# ehiem 2213 leaking



## coldmantis (Apr 5, 2010)

So I decided to clean this filter today, and after I was done, I noticed that the double tap is leaking. it's leaking where you tighten it down. tried many times, tighten tight, tighten loose, repluging it, still a very slow leak. any ideas?


----------



## ameekplec. (May 1, 2008)

When you tighten the nut down, try to push the tubing towards the fitting - I find sometimes the nut can push the tubing out (away from the fitting) so you're not getting a good seal. Usually that solves my leaking poblems.

I've had one double tap fail on me before - just due to wear and tear, but besides that, a leaky double tap is 99% loose tubing in my experience.


----------



## coldmantis (Apr 5, 2010)

nah tried that already, I'm starting to think the o ring on the male fitting is bad, I tried replacing it with the closest one I had but same problem. just tried putting another oring below the first oring will check in the morning if the fitting is wet or not.


----------



## ameekplec. (May 1, 2008)

Is the tubing cut straight across and clean inside? Sometimes if it's on an angle or there's a brr, it can cause a small leak.
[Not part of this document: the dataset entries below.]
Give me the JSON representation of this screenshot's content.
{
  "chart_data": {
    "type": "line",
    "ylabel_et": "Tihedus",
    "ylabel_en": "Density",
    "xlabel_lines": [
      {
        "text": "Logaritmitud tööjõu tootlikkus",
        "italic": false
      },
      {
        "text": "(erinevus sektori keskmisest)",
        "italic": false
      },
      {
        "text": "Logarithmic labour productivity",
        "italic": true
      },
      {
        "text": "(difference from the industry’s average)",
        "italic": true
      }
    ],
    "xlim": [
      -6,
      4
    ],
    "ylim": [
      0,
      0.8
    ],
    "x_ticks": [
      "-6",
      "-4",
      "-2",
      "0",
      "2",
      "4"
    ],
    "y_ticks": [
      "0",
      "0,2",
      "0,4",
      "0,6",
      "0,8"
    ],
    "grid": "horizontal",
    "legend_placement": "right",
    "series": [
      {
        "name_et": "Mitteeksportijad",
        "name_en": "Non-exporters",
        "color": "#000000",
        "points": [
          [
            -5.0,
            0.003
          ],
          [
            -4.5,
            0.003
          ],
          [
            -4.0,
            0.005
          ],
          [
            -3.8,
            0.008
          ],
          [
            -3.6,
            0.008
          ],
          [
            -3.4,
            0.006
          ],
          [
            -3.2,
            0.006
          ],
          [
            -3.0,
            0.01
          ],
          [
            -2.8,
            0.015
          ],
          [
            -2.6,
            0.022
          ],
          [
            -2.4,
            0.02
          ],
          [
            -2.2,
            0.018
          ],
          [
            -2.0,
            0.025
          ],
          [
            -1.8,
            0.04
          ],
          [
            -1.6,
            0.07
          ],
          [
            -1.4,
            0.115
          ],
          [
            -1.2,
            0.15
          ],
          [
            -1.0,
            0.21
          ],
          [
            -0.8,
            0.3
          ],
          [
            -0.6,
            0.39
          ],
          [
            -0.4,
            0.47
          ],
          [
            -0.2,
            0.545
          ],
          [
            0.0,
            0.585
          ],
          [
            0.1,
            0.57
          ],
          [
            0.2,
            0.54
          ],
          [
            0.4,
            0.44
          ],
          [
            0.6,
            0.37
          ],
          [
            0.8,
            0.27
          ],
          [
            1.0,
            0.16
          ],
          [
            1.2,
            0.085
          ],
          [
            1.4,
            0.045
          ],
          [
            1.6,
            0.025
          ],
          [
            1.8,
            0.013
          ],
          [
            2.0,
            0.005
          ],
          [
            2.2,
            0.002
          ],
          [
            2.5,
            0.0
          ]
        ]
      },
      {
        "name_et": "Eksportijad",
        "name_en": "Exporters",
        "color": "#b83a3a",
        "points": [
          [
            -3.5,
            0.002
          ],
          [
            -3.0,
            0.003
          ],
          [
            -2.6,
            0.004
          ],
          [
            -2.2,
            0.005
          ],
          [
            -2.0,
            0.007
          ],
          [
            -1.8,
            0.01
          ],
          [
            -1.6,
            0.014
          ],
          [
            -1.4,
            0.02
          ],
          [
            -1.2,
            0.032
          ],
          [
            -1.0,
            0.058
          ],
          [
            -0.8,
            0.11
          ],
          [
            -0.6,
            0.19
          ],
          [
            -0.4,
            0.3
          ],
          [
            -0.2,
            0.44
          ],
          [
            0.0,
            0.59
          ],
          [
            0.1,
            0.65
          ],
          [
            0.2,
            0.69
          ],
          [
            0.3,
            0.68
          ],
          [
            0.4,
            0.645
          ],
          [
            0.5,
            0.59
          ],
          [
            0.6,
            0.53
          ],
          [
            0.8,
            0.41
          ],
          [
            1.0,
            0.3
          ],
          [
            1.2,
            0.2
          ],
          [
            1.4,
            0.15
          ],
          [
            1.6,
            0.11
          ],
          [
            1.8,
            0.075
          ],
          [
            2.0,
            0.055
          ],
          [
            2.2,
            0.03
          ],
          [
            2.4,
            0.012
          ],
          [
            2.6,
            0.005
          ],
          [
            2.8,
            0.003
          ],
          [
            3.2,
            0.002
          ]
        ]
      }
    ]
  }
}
Also, if there's crap inside the tubing, it can cause a leak too.

You can probably just connect the tube directly to the canister for the night till you figure out the leak.


----------



## coldmantis (Apr 5, 2010)

it's not the tubing, since I had this filter for a while, I fixed it though the 2 orings didn't work so I took one out and and teflon tape the male barb, no leaks last night.


----------